Department of Cell Biology, Institute for Molecular and Cellular Regulation, Gunma University, Maebashi, Japan.
PLoS One. 2013;8(1):e54500. doi: 10.1371/journal.pone.0054500. Epub 2013 Jan 15.
Sweet taste receptor is expressed not only in taste buds but also in nongustatory organs such as enteroendocrine cells and pancreatic beta-cells, and may play more extensive physiological roles in energy metabolism. Here we examined the expression and function of the sweet taste receptor in 3T3-L1 cells.
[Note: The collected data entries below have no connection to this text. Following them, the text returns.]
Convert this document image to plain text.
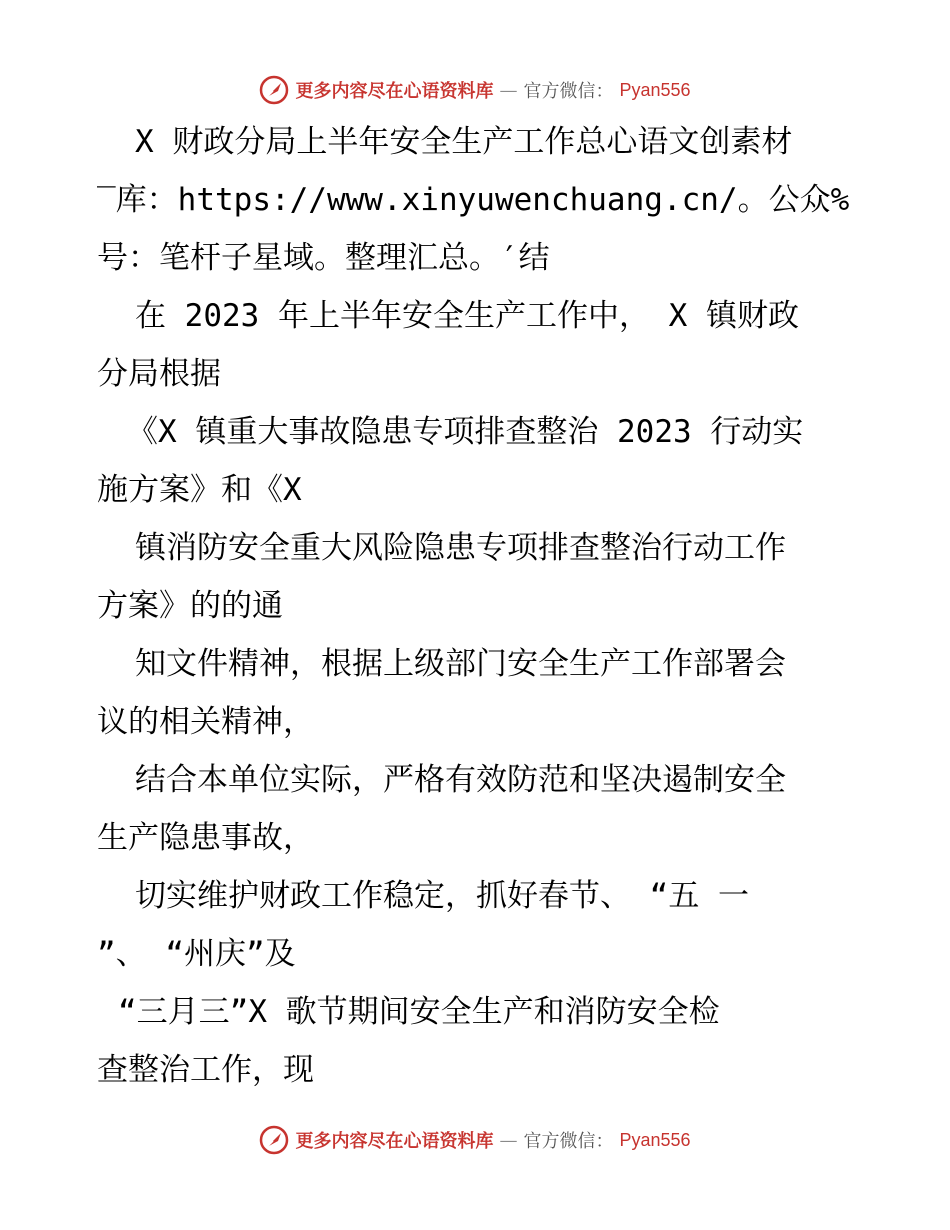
更多内容尽在心语资料库 — 官方微信： Pyan556
X 财政分局上半年安全生产工作总心语文创素材
‾库：https://www.xinyuwenchuang.cn/。公众%
号：笔杆子星域。整理汇总。′结
在 2023 年上半年安全生产工作中， X 镇财政
分局根据
《X 镇重大事故隐患专项排查整治 2023 行动实
施方案》和《X
镇消防安全重大风险隐患专项排查整治行动工作
方案》的的通
知文件精神，根据上级部门安全生产工作部署会
议的相关精神，
结合本单位实际，严格有效防范和坚决遏制安全
生产隐患事故，
切实维护财政工作稳定，抓好春节、 “五 一
”、 “州庆”及
“三月三”X 歌节期间安全生产和消防安全检
查整治工作，现
更多内容尽在心语资料库 — 官方微信： Pyan556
METHODOLOGY/PRINCIPAL FINDINGS: In undifferentiated preadipocytes, both T1R2 and T1R3 were expressed very weakly, whereas the expression of T1R3 but not T1R2 was markedly up-regulated upon induction of differentiation (by 83.0 and 3.8-fold, respectively at Day 6). The α subunits of Gs (Gαs) and G14 (Gα14) but not gustducin were expressed throughout the differentiation process. The addition of sucralose or saccharin during the first 48 hours of differentiation considerably reduced the expression of peroxisome proliferator activated receptor γ (PPARγ and CCAAT/enhancer-binding protein α (C/EBPα at Day 2, the expression of aP2 at Day 4 and triglyceride accumulation at Day 6. These anti-adipogenic effects were attenuated by short hairpin RNA-mediated gene-silencing of T1R3. In addition, overexpression of the dominant-negative mutant of Gαs but not YM-254890, an inhibitor of Gα14, impeded the effects of sweeteners, suggesting a possible coupling of Gs with the putative sweet taste-sensing receptor. In agreement, sucralose and saccharin increased the cyclic AMP concentration in differentiating 3T3-L1 cells and also in HEK293 cells heterologously expressing T1R3. Furthermore, the anti-adipogenic effects of sweeteners were mimicked by Gs activation with cholera toxin but not by adenylate cyclase activation with forskolin, whereas small interfering RNA-mediated knockdown of Gαs had the opposite effects.
3T3-L1 cells express a functional sweet taste-sensing receptor presumably as a T1R3 homomer, which mediates the anti-adipogenic signal by a Gs-dependent but cAMP-independent mechanism.
甜味受体不仅在味蕾中表达,也在肠内分泌细胞和胰腺β细胞等非味觉器官中表达,可能在能量代谢中发挥更广泛的生理作用。在这里,我们研究了甜味受体在 3T3-L1 细胞中的表达和功能。
方法/主要发现:在未分化的前脂肪细胞中,T1R2 和 T1R3 的表达都非常弱,而 T1R3 的表达(在第 6 天分别上调了 83.0 和 3.8 倍)在诱导分化时显著上调。G 蛋白的α亚基(Gs)和 G14(Gα14)但不是 gustducin 在整个分化过程中都有表达。在分化的前 48 小时添加蔗糖素或糖精会大大降低过氧化物酶体增殖物激活受体γ(PPARγ)和 CCAAT/增强子结合蛋白α(C/EBPα 在第 2 天的表达,aP2 在第 4 天的表达和第 6 天的甘油三酯积累。这些抗脂肪生成作用通过 T1R3 的短发夹 RNA 介导的基因沉默而减弱。此外,过表达显性失活突变体的 Gs 但不是 Gα14 的抑制剂 YM-254890 会阻碍甜味剂的作用,表明 Gs 可能与假定的甜味受体偶联。同样,蔗糖素和糖精增加了分化中的 3T3-L1 细胞和异源表达 T1R3 的 HEK293 细胞中环腺苷酸的浓度。此外,霍乱毒素激活 Gs 模拟甜味剂的抗脂肪生成作用,但福斯可林激活腺苷酸环化酶则没有,而 Gαs 的小干扰 RNA 介导的敲低则有相反的效果。
3T3-L1 细胞表达一种功能性的甜味受体,推测为 T1R3 同源二聚体,通过 Gs 依赖性但 cAMP 非依赖性机制介导抗脂肪生成信号。